Ontem, acordei com a notícia de que havia falecido, aos 88 anos, o escritor americano Tom Wolfe, um dos maiores expoentes do New Journalism, e duas imagens me vieram de imediato à mente. A primeira, o icônico terno branco que Wolfe trajava invariavelmente e que, em suas palavras, servia para desarmar as personagens que observava, tornando-o “um homem de Marte” aos olhos delas, “um homem que nada sabia, mas que estava ansioso para saber”. A segunda, um tanto mais abstrata, é de páginas recobertas de um texto caótico, pontuado de forma extremamente particular, um staccato de travessões e onomatopeias, uma tempestade furiosa de neologismos e fragmentos de consciência.
Embora o vestuário seja uma característica memorável de sua faceta pública, é a segunda imagem que representa a verdadeira essência do que foi a contribuição de Tom Wolfe ao mundo das letras, e à cultura contemporânea em geral: sua inconfundível voz autoral. Com um nível técnico igualado por poucos de seus contemporâneos (como Truman Capote, Hunter S. Thompson e Norman Mailer), Wolfe tornou difusa a fronteira até então concreta entre jornalismo e literatura, entre ficção e não-ficção.
Em obras como Radical Chic & Mau-Mauing the Flak Catchers e The Electric Kool-Aid Acid Test (cujos títulos esdrúxulos já servem de exemplo da escrita imprevisível do autor), Wolfe estabeleceu os fundamentos do que viria a ser chamado de New Journalism, o jornalismo literário norte-americano dos anos 60 e 70.
O que diferenciava Wolfe de outros grandes nomes do gênero como Gay Talese era seu espírito incendiário, sua vontade de esmiuçar a cada linha escrita todas as convenções e amarras jornalísticas que haviam limitado seus predecessores.
Mesclando técnicas de apuração, investigação e síntese características do jornalismo tradicional com artifícios narrativos próprios da literatura contemporânea (fluxo de consciência, utilização de múltiplos pontos de vista, desconstrução de conceitos clássicos), o New Journalism marcou o advento da literatura de não-ficção (creative nonfiction) como uma vertente literária que merecia ser levada tão a sério como um propulsor de ruptura artística quanto qualquer movimento pós-modernista.
Por utilizar apenas a própria realidade como matéria-prima de suas narrativas, o trabalho de Wolfe e seus contemporâneos demandava intensa imersão no universo de suas personagens, fossem elas representantes da elite cultural de Manhattan ou da contracultura do LSD na Califórnia.
De fato, o que diferenciava Wolfe de outros grandes nomes do gênero como Gay Talese era seu espírito incendiário, sua vontade de esmiuçar a cada linha escrita todas as convenções e amarras jornalísticas que haviam limitado seus predecessores.
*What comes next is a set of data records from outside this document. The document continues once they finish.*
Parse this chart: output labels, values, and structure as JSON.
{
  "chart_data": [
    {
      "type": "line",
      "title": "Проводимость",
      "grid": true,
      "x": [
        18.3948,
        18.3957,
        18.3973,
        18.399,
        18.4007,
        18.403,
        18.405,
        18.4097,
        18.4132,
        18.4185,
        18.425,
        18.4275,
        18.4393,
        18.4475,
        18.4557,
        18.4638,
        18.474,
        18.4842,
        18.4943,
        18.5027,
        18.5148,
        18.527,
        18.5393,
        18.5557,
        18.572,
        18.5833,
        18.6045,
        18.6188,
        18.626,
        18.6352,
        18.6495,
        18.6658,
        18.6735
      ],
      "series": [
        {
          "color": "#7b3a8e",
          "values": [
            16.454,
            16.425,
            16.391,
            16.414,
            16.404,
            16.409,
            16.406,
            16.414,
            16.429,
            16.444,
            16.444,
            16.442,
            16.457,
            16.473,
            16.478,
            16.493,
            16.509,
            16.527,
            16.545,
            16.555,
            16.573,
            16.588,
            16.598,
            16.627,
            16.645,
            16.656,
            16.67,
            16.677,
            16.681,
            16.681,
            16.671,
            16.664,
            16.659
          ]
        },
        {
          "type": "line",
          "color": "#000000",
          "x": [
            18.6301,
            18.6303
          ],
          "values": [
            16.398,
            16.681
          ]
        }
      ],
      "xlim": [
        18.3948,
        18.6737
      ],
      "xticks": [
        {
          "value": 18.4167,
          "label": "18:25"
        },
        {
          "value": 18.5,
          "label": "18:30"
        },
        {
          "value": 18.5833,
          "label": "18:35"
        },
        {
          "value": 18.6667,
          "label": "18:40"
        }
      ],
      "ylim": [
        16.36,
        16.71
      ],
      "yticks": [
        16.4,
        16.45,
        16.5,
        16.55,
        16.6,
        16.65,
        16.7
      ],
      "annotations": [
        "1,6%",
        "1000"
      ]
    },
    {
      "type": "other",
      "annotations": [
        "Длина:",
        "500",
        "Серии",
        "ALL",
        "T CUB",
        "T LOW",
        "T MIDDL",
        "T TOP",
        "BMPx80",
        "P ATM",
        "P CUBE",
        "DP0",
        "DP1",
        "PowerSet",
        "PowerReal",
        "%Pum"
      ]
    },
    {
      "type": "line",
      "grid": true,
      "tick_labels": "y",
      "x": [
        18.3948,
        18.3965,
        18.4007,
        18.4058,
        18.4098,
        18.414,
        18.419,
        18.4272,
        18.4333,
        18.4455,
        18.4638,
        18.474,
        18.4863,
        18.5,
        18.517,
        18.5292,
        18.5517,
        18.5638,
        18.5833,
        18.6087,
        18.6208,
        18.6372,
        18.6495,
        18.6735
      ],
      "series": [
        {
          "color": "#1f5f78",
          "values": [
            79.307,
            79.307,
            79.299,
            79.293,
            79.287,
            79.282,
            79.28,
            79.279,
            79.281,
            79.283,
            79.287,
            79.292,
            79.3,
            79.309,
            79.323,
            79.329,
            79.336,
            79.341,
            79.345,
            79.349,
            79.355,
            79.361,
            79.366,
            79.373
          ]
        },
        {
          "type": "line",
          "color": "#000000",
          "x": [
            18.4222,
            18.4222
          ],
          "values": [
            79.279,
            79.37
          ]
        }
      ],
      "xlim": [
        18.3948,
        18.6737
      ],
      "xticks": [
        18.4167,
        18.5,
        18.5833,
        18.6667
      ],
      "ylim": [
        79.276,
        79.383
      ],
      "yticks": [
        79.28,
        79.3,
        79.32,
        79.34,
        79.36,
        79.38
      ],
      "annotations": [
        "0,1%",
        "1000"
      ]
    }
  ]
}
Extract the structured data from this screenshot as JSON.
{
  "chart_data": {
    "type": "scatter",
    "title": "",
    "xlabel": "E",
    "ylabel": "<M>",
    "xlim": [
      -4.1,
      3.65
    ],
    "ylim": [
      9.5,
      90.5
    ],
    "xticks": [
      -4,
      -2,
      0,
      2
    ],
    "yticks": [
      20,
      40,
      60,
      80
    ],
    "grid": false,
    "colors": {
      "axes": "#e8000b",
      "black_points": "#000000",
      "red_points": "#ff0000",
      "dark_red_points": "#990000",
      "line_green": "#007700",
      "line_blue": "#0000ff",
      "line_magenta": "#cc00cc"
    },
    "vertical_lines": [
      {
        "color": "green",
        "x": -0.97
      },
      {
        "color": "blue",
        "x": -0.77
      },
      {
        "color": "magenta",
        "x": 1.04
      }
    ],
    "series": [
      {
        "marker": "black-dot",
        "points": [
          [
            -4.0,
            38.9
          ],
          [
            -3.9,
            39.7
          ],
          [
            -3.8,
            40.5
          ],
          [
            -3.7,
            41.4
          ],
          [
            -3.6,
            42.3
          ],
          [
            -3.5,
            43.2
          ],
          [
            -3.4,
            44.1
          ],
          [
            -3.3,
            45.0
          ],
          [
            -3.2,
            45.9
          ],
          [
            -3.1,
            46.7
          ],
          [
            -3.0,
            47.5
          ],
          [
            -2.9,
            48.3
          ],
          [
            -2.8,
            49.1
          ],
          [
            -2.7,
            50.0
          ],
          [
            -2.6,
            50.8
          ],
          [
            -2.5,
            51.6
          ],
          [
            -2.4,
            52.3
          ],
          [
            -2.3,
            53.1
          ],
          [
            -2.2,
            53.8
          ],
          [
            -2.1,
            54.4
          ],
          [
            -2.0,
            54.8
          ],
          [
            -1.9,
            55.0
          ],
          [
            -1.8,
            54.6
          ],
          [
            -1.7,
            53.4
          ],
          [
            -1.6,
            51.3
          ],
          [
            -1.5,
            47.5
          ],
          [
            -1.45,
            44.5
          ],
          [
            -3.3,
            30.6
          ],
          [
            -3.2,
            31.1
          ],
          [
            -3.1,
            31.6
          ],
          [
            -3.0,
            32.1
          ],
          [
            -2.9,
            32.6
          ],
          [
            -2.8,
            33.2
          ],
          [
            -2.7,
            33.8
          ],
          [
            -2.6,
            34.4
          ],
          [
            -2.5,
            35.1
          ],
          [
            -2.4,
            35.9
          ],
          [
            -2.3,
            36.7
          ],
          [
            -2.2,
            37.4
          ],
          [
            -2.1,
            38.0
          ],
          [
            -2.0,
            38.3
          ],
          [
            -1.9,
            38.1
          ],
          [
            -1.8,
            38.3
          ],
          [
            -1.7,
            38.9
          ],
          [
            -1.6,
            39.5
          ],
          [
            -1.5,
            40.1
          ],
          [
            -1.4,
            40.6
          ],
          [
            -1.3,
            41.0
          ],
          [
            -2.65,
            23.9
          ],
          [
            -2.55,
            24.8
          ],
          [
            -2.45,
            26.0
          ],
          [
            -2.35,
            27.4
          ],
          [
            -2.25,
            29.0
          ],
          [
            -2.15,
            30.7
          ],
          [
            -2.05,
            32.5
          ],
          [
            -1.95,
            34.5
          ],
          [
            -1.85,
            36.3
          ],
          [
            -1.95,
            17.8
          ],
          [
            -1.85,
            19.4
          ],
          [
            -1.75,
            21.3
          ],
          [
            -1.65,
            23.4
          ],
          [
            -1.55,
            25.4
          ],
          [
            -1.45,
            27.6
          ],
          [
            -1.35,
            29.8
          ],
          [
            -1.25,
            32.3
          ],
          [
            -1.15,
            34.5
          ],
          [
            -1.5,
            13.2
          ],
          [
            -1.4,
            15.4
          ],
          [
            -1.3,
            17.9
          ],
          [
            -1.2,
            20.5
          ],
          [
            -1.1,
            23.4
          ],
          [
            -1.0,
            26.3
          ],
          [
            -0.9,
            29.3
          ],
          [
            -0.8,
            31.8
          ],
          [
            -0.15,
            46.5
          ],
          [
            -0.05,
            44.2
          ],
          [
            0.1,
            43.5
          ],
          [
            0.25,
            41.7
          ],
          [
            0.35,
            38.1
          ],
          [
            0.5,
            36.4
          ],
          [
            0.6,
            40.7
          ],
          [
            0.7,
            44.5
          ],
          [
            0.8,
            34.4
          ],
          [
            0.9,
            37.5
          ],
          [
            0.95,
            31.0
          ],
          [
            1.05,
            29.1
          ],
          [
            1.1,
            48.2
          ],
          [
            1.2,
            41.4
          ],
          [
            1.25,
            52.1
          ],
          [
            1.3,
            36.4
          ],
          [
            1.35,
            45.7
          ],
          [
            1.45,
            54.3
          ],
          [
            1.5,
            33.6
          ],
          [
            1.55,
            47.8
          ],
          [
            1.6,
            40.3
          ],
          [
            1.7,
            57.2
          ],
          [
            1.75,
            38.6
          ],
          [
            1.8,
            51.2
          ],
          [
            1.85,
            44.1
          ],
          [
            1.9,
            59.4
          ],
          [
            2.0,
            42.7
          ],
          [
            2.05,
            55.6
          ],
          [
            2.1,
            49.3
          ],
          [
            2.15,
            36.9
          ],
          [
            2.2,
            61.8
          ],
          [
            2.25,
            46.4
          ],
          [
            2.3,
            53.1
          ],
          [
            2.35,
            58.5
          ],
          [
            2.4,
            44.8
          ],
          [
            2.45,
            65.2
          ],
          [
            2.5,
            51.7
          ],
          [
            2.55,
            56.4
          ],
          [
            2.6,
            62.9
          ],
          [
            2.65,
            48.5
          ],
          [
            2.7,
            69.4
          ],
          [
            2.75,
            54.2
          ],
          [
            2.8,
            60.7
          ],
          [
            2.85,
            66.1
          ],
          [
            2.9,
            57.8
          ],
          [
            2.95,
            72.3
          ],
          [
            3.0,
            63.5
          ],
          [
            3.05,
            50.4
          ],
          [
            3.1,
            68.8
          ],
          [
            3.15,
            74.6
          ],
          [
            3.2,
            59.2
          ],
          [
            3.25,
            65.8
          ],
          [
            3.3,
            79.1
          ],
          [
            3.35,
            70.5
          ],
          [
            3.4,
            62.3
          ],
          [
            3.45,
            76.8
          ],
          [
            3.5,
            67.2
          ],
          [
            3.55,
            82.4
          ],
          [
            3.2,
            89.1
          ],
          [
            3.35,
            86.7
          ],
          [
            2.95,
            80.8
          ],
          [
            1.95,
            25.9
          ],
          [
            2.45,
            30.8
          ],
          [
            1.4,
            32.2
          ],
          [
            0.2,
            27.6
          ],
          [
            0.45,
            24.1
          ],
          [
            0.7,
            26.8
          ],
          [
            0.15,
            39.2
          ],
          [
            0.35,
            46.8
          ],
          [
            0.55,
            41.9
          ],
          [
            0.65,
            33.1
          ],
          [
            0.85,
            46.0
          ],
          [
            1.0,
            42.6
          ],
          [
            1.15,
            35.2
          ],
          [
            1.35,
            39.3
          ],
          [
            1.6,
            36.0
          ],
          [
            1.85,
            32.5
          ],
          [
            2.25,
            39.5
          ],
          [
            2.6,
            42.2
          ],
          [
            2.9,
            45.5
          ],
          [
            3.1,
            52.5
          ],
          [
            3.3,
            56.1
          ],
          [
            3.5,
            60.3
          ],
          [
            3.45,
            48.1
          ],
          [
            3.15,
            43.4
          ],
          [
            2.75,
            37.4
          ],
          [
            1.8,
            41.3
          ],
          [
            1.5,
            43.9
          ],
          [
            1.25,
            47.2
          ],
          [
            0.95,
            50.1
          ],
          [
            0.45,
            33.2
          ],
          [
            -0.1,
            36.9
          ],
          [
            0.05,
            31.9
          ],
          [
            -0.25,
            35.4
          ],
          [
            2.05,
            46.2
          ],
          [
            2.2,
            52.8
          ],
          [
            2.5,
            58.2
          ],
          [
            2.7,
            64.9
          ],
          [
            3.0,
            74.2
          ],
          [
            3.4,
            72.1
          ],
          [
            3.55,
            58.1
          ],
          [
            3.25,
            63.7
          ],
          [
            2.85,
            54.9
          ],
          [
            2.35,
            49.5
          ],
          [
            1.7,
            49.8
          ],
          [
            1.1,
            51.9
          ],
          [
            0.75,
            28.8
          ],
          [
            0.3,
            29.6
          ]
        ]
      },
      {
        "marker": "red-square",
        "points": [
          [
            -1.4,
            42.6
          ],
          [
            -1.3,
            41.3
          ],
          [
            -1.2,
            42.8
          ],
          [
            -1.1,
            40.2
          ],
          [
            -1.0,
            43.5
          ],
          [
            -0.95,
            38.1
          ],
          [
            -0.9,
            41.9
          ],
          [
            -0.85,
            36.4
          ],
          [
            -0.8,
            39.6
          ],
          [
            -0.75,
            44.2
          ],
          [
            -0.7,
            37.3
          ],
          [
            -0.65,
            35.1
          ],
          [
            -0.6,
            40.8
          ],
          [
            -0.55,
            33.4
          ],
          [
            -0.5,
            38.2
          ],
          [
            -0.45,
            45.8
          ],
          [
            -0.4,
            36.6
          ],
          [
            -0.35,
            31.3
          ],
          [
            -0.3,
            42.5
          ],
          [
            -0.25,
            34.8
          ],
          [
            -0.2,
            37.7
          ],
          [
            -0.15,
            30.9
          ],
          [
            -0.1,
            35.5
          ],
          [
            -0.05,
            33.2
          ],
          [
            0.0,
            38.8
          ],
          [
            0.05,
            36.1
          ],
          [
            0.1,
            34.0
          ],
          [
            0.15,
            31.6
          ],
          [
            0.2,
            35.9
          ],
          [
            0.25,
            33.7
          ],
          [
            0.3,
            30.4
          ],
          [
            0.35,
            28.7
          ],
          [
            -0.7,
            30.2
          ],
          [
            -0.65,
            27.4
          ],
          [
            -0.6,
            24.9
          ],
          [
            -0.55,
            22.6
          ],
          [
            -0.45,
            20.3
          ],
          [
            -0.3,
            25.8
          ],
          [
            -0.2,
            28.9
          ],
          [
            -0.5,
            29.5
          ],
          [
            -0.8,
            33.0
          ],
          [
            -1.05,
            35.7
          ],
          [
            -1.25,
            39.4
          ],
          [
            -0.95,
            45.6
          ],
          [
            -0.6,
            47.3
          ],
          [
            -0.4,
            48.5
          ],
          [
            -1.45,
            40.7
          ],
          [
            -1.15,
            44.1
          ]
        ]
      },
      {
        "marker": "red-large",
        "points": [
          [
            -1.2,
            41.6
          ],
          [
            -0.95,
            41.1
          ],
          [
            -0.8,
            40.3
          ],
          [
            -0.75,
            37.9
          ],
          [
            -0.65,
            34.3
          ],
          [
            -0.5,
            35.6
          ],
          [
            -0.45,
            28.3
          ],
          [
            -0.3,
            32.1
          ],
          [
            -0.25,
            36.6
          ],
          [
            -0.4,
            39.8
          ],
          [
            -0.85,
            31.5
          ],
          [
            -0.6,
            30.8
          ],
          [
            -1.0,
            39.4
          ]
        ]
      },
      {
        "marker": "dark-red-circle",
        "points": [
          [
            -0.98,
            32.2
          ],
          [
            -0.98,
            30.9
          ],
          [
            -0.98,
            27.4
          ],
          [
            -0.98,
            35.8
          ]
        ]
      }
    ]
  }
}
Esse impulso implacavelmente criativo se refletiu em sua prosa, uma das mais experimentais de sua época, empregando recursos sonoros e narrativos diversos. A cada novo artigo, livro ou reportagem, Wolfe reinventava sua escrita e redefinia os limites do jornalismo – e da própria literatura.
Em 1987, o escritor fez sua estreia como autor de literatura de ficção com o aclamado A Fogueira das Vaidades, drama satírico que dissecou impiedosamente a sociedade novaiorquina da época. A partir de então, publicou outros romances como Sangue nas Veias, que examinou os conflitos culturais em Miami, com ênfase nas comunidades cubanas da cidade. A fase tardia de Wolfe também é marcada por demonstrações mais exacerbadas de um conservadorismo que já se podia observar em suas obras mais icônicas, dos anos 60 e 70. Divergências pessoais com a opinião política do autor, contudo, não devem servir de empecilho para que novas gerações de jornalistas e entusiastas da não ficção possam conhecer seus textos mais importantes, verdadeiros tesouros históricos e culturais.